56

A horse pulling a cart. A lantern hanging on the cart. That’s what Fiona had seen. One rider. Bundled up so that only the eyes were visible. The most recognizable thing about him was the cart. They heard it long before the rider reached them. A loud screeching noise that, at first, Adelaide assumed was the wind. Instead, it was the unlubricated axles of this, a Red River cart. The rider slowed their horse and stopped before the women.

Bertie Brown lowered her scarf. Adelaide looked her way. Bertie was smiling.

“Mr. Cardinal,” she said. “I thought I’d missed you this time.”

“Did you find your barley?” he asked, his voice coming out muffled through the cloth covering his face. “I left it on your doorstep.”

“It was there,” Bertie assured him.

She lost her breath for a moment. When was that? A year ago? A day ago? How would she mark time now? Before Adelaide’s story and after it. Did Bertie Brown believe the story? That was a better question. The answer was yes. But only in the abstract. What Bertie did believe in, felt it deeply, was that Adelaide had a sister and that woman had been mistreated, abandoned, and needed to be found. This was all she really needed to know, or believe in.

Fiona said, “I thought you’d be back in Saskatchewan already.”

Clement Cardinal lowered his face covering. He had a thick mustache but no beard. His thin face looked drawn. He wondered if he looked as tired as he felt. He’d been sorry to miss the hospitality of the Blind Pig, one of the few places on his routes where he felt truly safe.

“Saw six white men headed west on horseback,” Clement said. “I decided to head the other way.”

“Headed west?” Adelaide asked. “Where?”

He turned and gestured behind him. There were, quite possibly, a thousand destinations in that direction, but one of them, most definitely, was familiar.

“My cabin,” Adelaide said.

Clement focused on this new woman now. New to him. Larger than the others, larger than him. Both Bertie and Fiona stared at her, and Clement quickly understood who that posse of white men were after.

“I don’t know your name,” he said.

“That’s Mrs. Henry,” Bertie told him.

“Hello, Mrs. Henry. I’m sorry to bring what sounds like bad news.”

All four of them remained quiet for a moment. The growl of the wind was like their minds grinding collectively.

“My cart is nearly empty,” Clement offered. “Only a few furs I couldn’t sell.”

He looked at Adelaide.

“You could climb inside, tuck under them, I’ll have you across the border by morning.”

“You would do that?” Adelaide asked. “You don’t even know me.”

He used two fingers to tip just the edge of his wide-brimmed hat. “A woman in trouble can always count on me. Come live with the Métis, we’re more civilized than the Americans and the Canadians.”

Bertie shook her head. “Stop flirting with her, Mr. Cardinal.”

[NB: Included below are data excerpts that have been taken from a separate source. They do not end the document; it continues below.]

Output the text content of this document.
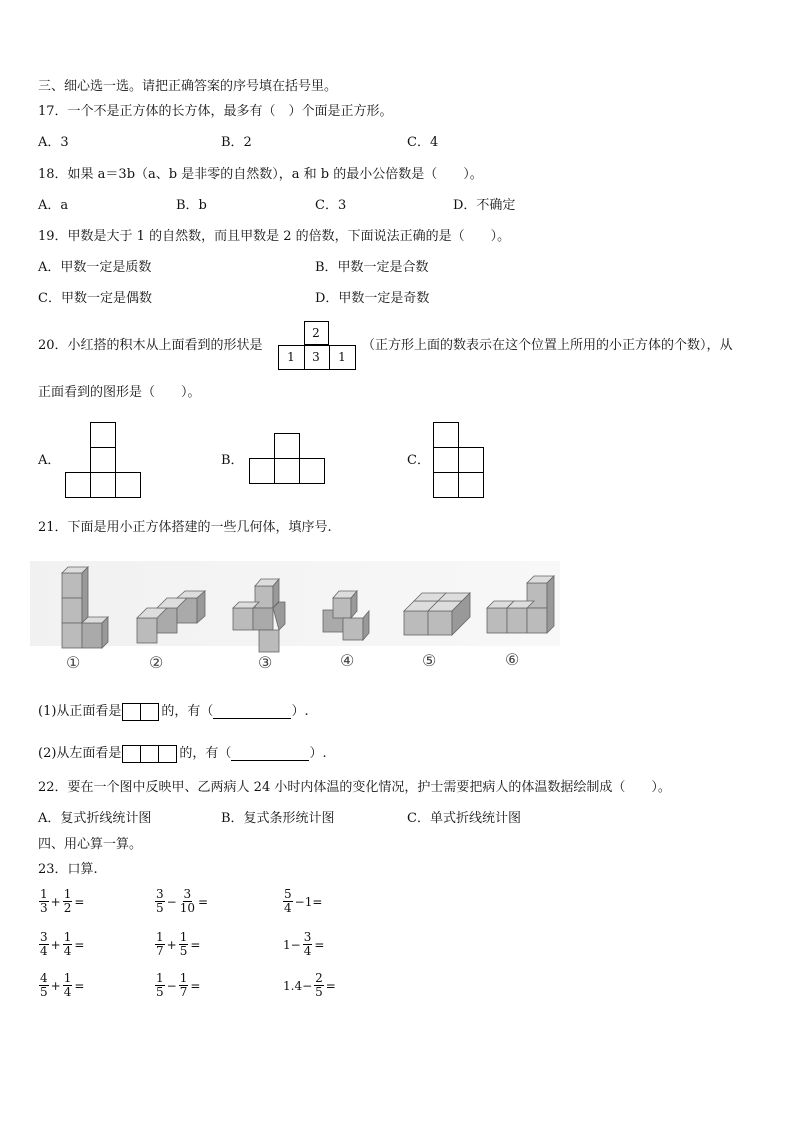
三、细心选一选。请把正确答案的序号填在括号里。
17．一个不是正方体的长方体，最多有（　）个面是正方形。
A．3	B．2	C．4
18．如果 a＝3b（a、b 是非零的自然数），a 和 b 的最小公倍数是（　　）。
A．a	B．b	C．3	D．不确定
19．甲数是大于 1 的自然数，而且甲数是 2 的倍数，下面说法正确的是（　　）。
A．甲数一定是质数	B．甲数一定是合数
C．甲数一定是偶数	D．甲数一定是奇数
20．小红搭的积木从上面看到的形状是
2
1	3	1
（正方形上面的数表示在这个位置上所用的小正方体的个数），从
正面看到的图形是（　　）。
A．	B．	C．
21．下面是用小正方体搭建的一些几何体，填序号.
①	②	③	④	⑤	⑥
(1)从正面看是	的，有（	）.
(2)从左面看是	的，有（	）.
22．要在一个图中反映甲、乙两病人 24 小时内体温的变化情况，护士需要把病人的体温数据绘制成（　　）。
A．复式折线统计图	B．复式条形统计图	C．单式折线统计图
四、用心算一算。
23．口算.
$\frac{1}{3} + \frac{1}{2}$ =	$\frac{3}{5} - \frac{3}{10}$ =	$\frac{5}{4} -1=$
$\frac{3}{4} + \frac{1}{4}$ =	$\frac{1}{7} + \frac{1}{5}$ =	$1- \frac{3}{4}$ =
$\frac{4}{5} + \frac{1}{4}$ =	$\frac{1}{5} - \frac{1}{7}$ =	$1.4- \frac{2}{5}$ =
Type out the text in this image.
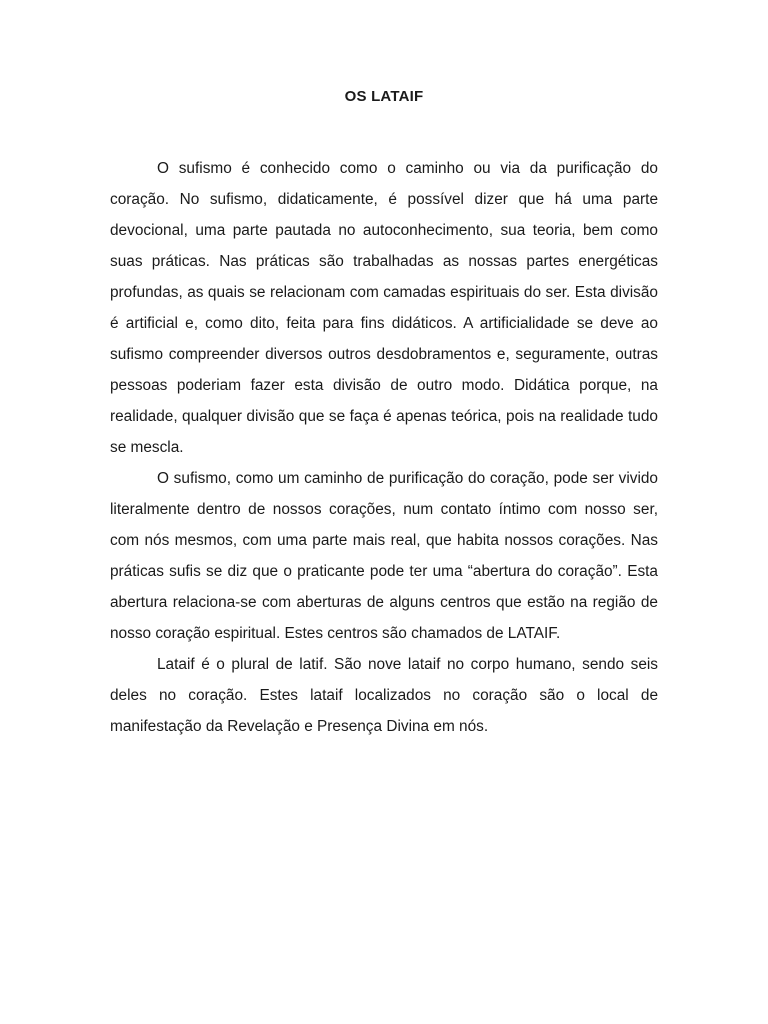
OS LATAIF

O sufismo é conhecido como o caminho ou via da purificação do coração. No sufismo, didaticamente, é possível dizer que há uma parte devocional, uma parte pautada no autoconhecimento, sua teoria, bem como suas práticas. Nas práticas são trabalhadas as nossas partes energéticas profundas, as quais se relacionam com camadas espirituais do ser. Esta divisão é artificial e, como dito, feita para fins didáticos. A artificialidade se deve ao sufismo compreender diversos outros desdobramentos e, seguramente, outras pessoas poderiam fazer esta divisão de outro modo. Didática porque, na realidade, qualquer divisão que se faça é apenas teórica, pois na realidade tudo se mescla.

O sufismo, como um caminho de purificação do coração, pode ser vivido literalmente dentro de nossos corações, num contato íntimo com nosso ser, com nós mesmos, com uma parte mais real, que habita nossos corações. Nas práticas sufis se diz que o praticante pode ter uma “abertura do coração”. Esta abertura relaciona-se com aberturas de alguns centros que estão na região de nosso coração espiritual. Estes centros são chamados de LATAIF.

Lataif é o plural de latif. São nove lataif no corpo humano, sendo seis deles no coração. Estes lataif localizados no coração são o local de manifestação da Revelação e Presença Divina em nós.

“I’m not flirting!” he shouted.

Was he flirting?

In the middle of the night on the plains of Montana, with a posse of white men seemingly hunting for this woman? No. He wasn’t flirting. Yet.

But would he flirt once he helped her reach safety? Definitely yes.

“I’m grateful, Mr. Cardinal, but I can’t accept your offer.”

Adelaide looked away from her cabin, scanning the landscape. Elizabeth hadn’t been back to the cabin since the death of the Mudges. She doubted her sister would be there now. But where else then?

She tried to know her sister, meaning to capture some essence of how she might be thinking. It hurt to do this, because it required admitting Elizabeth was a thinking being, and any thinking being that had been locked away for so long would be filled with rage. Elizabeth had already released some of that rage on their parents, but Adelaide doubted that would absolve her. She understood what was waiting for her when she greeted her sister. Vengeance, rage, retribution. All of it well deserved. Did I do enough? Why even ask the question when the answer was so clear? Nowhere near enough.

When she saw the mountains, she knew the answer. Felt it. Where else could Elizabeth go? She pointed so the others would look.

“You don’t have to come with me,” she told them.

Bertie and Fiona tugged their reins to turn their horses.

Clement Cardinal raised one hand. “I don’t know what’s happening, but I’m not going up on a mountain in the middle of the night.”

Adelaide laughed; it felt good to do that just now. “I don’t blame you.”

Bertie waved for Clement’s attention. “Will you go back to the Blind Pig and wait there? You can rest, eat and drink whatever you like.”

“I would love to sit by a fire for a little while,” Clement admitted. “But what if that posse comes to your establishment after they don’t find Mrs. Henry at her place? They must know you all are friends.”

Fiona looked to him. “Then we will meet you in Saskatchewan.”